Потом еще эти три анонимных письма, бесспорно, состряпанные в конторе. Зачем они были нужны Кариме и этому темноволосому парню? Чтобы подставить Лапекору? Не сходится. Им это было ни к чему. К тому же они рисковали лишиться возможности пользоваться телефоном и тем, что осталось от фирмы Лапекоры.

Чтобы лучше во всем разобраться, надо дождаться возвращения Каримы. Фацио прав: она сбежала, чтобы не отвечать на опасные вопросы, и, конечно, вернется, когда все поутихнет. Комиссар был уверен, что Айша сдержит слово. На своем немыслимом французском он объяснил ей, что Карима попала в переплет: плохой человек со своими сообщниками рано или поздно убьет не только ее, но также Франсуа и даже саму старушку. Кажется, он ее убедил и достаточно напугал.

Они договорились, что как только Карима появится, старушка сразу позвонит; достаточно будет попросить Сальво и назвать свое имя, Айша. Он оставил телефон комиссариата и свой домашний и велел ей хорошенько их спрятать, как коробочку с книжкой.

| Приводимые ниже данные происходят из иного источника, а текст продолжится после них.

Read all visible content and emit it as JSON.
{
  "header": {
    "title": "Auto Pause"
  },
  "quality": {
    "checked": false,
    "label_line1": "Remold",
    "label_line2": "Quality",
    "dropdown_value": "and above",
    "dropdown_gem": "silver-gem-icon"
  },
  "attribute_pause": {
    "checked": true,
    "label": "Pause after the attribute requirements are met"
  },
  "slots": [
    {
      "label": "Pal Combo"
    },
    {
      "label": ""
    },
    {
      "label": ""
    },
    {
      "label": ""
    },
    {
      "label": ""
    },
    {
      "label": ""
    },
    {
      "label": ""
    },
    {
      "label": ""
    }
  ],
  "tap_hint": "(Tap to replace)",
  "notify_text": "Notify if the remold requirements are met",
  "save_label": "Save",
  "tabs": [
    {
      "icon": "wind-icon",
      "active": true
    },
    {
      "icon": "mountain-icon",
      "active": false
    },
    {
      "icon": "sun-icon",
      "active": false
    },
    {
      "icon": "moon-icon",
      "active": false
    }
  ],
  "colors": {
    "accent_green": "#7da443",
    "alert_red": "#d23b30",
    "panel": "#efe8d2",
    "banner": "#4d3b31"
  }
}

Разумеется, все это имело смысл при одном условии: если Лапекору убила не Карима. Но, как ни старался, комиссар не мог представить ее с ножом в руке.

Он осветил зажигалкой наручные часы: почти полночь. Уже два часа он сидел на веранде, в темноте, чтобы комары не сожрали его заживо, снова и снова прокручивая в голове все то, что ему рассказали синьора Клементина и Айша.

Кое-что, однако, нужно уточнить. Еще не поздно позвонить синьоре Вазиле Коццо? Она говорила, что каждый вечер горничная, накормив, переодевала ее и усаживала в кресло. Но синьора допоздна смотрела телевизор, хотя была готова ко сну. С кресла на кровать она могла перебраться сама.

– Синьора, я знаю, мне нет прощения.

– Бросьте, комиссар! Я еще не спала, смотрела фильм.

– Так вот, синьора. Вы говорили, что молодой брюнет иногда читал или писал. Что он читал? И что писал? Вы не разглядели?

– Читал газеты, письма. Писал тоже письма. Но не на той машинке, которая стоит в конторе. Он приносил свою. Вы еще о чем-то хотели спросить?

– Привет, любимый, ты не спишь? Нет? Правда? Я приеду завтра около часа. Ни о чем не беспокойся. Я приеду, а если тебя не будет – подожду. Ключи у меня есть.